"Fue en este hermoso distrito chalaco –resguardado por la milenaria isla San Lorenzo– donde crecí rodeada del mar de Grau y del amor de mi familia y amigos".
"Fue en este hermoso distrito chalaco –resguardado por la milenaria isla San Lorenzo– donde crecí rodeada del mar de Grau y del amor de mi familia y amigos".
Carmen McEvoy

“La ciudad más hermosa que conozco es Claw, a orillas del Nagold, una ciudad suaba, pequeñita, antigua, de la Selva Negra”, escribió Hermann Hesse en el mismo año en el que culminaba la Primera Guerra Mundial. En una pieza cargada de nostalgia, el autor de “El lobo estepario” nos invitó a pasear por el Claw de “las panaderías y sus artículos, los carniceros y sus perros, los árboles y encima de ellos, las mariquitas de mayo y los pájaros y los nidos”. Luego de hacernos la travesía de rigor, Hesse subrayó que no era necesario describir la belleza del lugar donde creció, ya que este vivía en “casi todos los libros que escribió”. Porque a pesar del tiempo transcurrido él sentía “profundamente y con una extraña emoción todo lo hermoso y singular” que fue la experiencia de haber tenido “alguna vez una patria”, reconociendo el inmenso privilegio de “haber estado ligado” a “un determinado lugar de la tierra, como el árbol a sus raíces y vida, está ligado” a un espacio en particular.

La mayoría de nosotros tenemos una lista de lugares entrañables que despiertan un sentido de identidad y pertenencia. En mi caso tengo al menos tres “lugares de la memoria”, como los llama Pierre Nora. El primero de ellos es, sin lugar a dudas, La Punta. Fue en este hermoso distrito chalaco –resguardado por la milenaria isla San Lorenzo– donde crecí rodeada del mar de Grau y del amor de mi familia y amigos. Por su peculiar geografía, La Punta ha logrado mantener un estilo arquitectónico que, aunque ecléctico, exhibe una armonía que impresiona en estos tiempos de destrucción sistemática del pasado y sus espacios paradigmáticos; pienso, por ejemplo, en la amenaza real que hoy pende sobre Chinchero enclavado en el Valle Sagrado de los Incas.

No es el caso de La Punta, que como una suerte de ámbar gigantesco ha capturado casi todo su historial en una instantánea fotográfica. Desde el mítico recuerdo de los Pitipiti –reinventado en las chalanas de sus pescadores artesanales– hasta el Art Noveau de sus años de gloria, para concluir en un presente mesocrático donde una serie de nuevos edificios ya empiezan a aparecer en las calles que llevan los nombres de los héroes de la Guerra del Pacífico. Hablando de ese difícil balance entre tradición y modernidad, Dublín es otra ciudad fascinante que, con sus miles de gaviotas recorriéndola y su lluvia pertinaz, me evoca momentos inolvidables. Fundada hacia el 700 por los vikingos, la capital irlandesa es una metrópoli moderna y pujante que no ha perdido su conexión con un pasado que aún vive para modelar su presente. No hay que olvidar que el levantamiento de Pascua (Easter Rising) se peleó en cada una de las calles dublinesas que tuve el gran privilegio de recorrer junto con mi esposo, hijos, nietas y mi hermana Gabriela. Hace muy poco recordamos con ella a mi padre (un nieto de la diáspora irlandesa) mientras caminábamos por un Stephens Green verde y esplendoroso.

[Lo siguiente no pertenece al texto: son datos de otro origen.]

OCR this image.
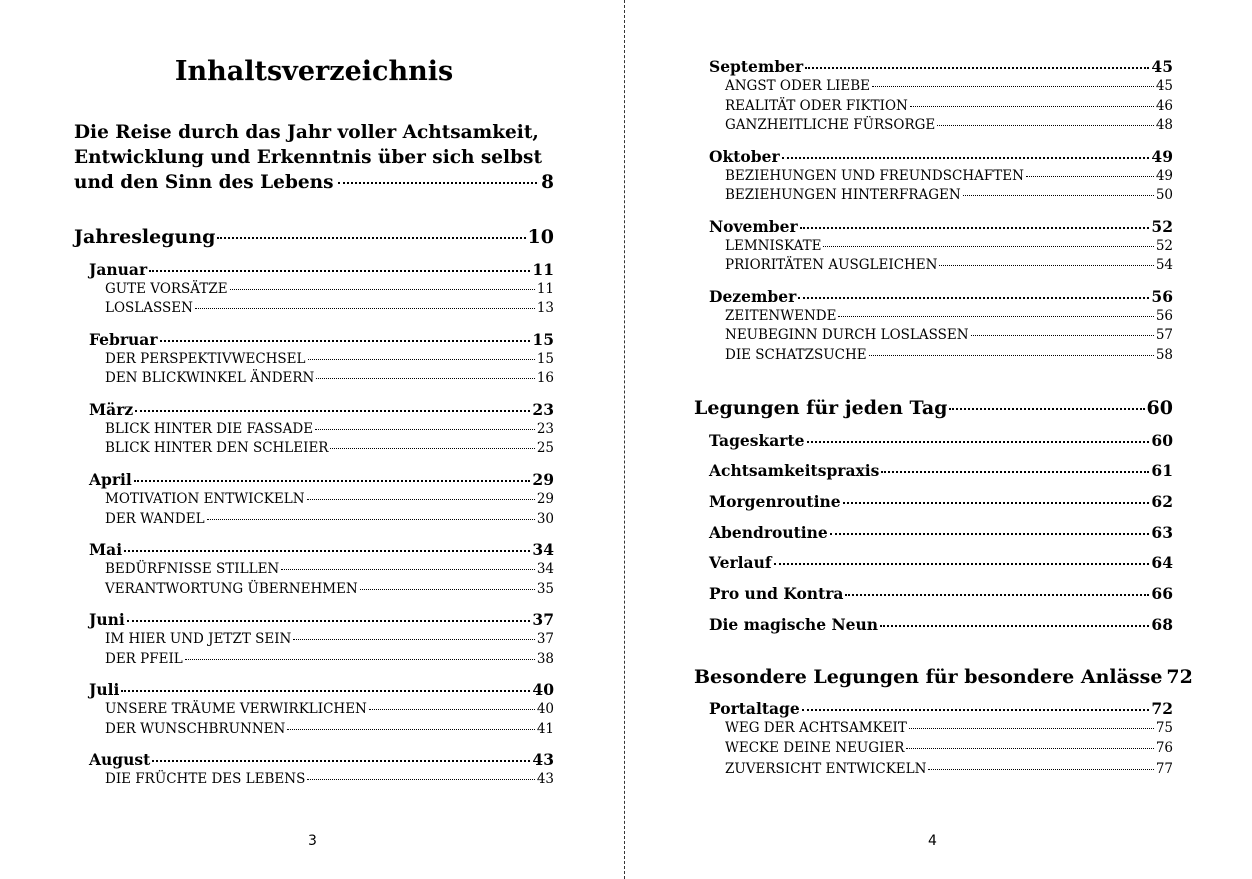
Inhaltsverzeichnis
Die Reise durch das Jahr voller Achtsamkeit,
Entwicklung und Erkenntnis über sich selbst
und den Sinn des Lebens	8
Jahreslegung	10
Januar	11
GUTE VORSÄTZE	11
LOSLASSEN	13
Februar	15
DER PERSPEKTIVWECHSEL	15
DEN BLICKWINKEL ÄNDERN	16
März	23
BLICK HINTER DIE FASSADE	23
BLICK HINTER DEN SCHLEIER	25
April	29
MOTIVATION ENTWICKELN	29
DER WANDEL	30
Mai	34
BEDÜRFNISSE STILLEN	34
VERANTWORTUNG ÜBERNEHMEN	35
Juni	37
IM HIER UND JETZT SEIN	37
DER PFEIL	38
Juli	40
UNSERE TRÄUME VERWIRKLICHEN	40
DER WUNSCHBRUNNEN	41
August	43
DIE FRÜCHTE DES LEBENS	43
3
September	45
ANGST ODER LIEBE	45
REALITÄT ODER FIKTION	46
GANZHEITLICHE FÜRSORGE	48
Oktober	49
BEZIEHUNGEN UND FREUNDSCHAFTEN	49
BEZIEHUNGEN HINTERFRAGEN	50
November	52
LEMNISKATE	52
PRIORITÄTEN AUSGLEICHEN	54
Dezember	56
ZEITENWENDE	56
NEUBEGINN DURCH LOSLASSEN	57
DIE SCHATZSUCHE	58
Legungen für jeden Tag	60
Tageskarte	60
Achtsamkeitspraxis	61
Morgenroutine	62
Abendroutine	63
Verlauf	64
Pro und Kontra	66
Die magische Neun	68
Besondere Legungen für besondere Anlässe 72
Portaltage	72
WEG DER ACHTSAMKEIT	75
WECKE DEINE NEUGIER	76
ZUVERSICHT ENTWICKELN	77
4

En Sewanee vivo hace casi 25 años con algunos intervalos que me permiten apreciarlo y quererlo cada vez más. Ubicado en una montaña que alguna vez fue coto de caza de los extraordinarios cherokees, la historia del lugar donde concebí y escribí casi todos mis libros está ligada a la reconstrucción del sur, luego de la guerra civil, donde la confederación –esclavista y segregacionista– fue derrotada estrepitosamente. En Sewanee obtuve mi primer trabajo luego de graduarme, en San Diego, California, compré mi primera casa, se casaron mis hijos y bautizamos a Juliana, mi primera nieta. En el “bosque encantado” de Sewanee aprendí a valorar el poder de la naturaleza, del silencio y del anonimato, de la vida simple y sencilla y de su efecto terapéutico en la mente de los seres humanos. Fue de la montaña roja desde donde partí con profunda pena pero con gran ilusión para servir al Perú en Irlanda y reencontrarme con la patria de mis ancestros. Y a mi pequeño pueblito –que cuenta la leyenda está habitado por ángeles– regresé luego de una experiencia transformadora que algún día contaré. Para mí fue un verdadero privilegio ser testigo presencial de la poco conocida construcción del Estado republicano hacia afuera y del accionar de sus vanguardias en sus extramuros.

En un mundo regido por la violencia, la mentira y la lucha a muerte por el poder es bueno reflexionar sobre los espacios, públicos y privados, que nos nutren de recuerdos pero, sobre todo, que nos dotan de identidad y sentido de pertenencia. Es en este anclaje que es físico pero también espiritual donde reside la estabilidad (paz mental) que se necesita para bregar con el paroxismo cotidiano y la ambición ilimitada que marca nuestro siglo. Dentro de este contexto la cruzada por preservar la belleza e integridad de Chinchero –hoy amenazado por una loca carrera “hacia el progreso”– adquiere el mayor de los sentidos. Porque si le prestamos atención a las palabras del profesor Heaney, en Chinchero vive “la gente cuyas voces vibran en una vieja iglesia que parece más vieja de lo que es; el palacio inca debajo de la iglesia, una durmiente montaña; la ciudad y las terrazas que la rodean; los hermosos prados, creados y mantenidos por los pobladores de Chinchero a lo largo de los siglos…”. Un espacio mágico que, tanto o más que el Claw de Hesse, no perdió su alma a pesar de una infinidad de intentos por arrebatársela. Así como tampoco la quieren perder los millones de peruanos que anhelan un Perú noble y bueno en medio de un tsunami de codicia y violencia en verdad insoportable.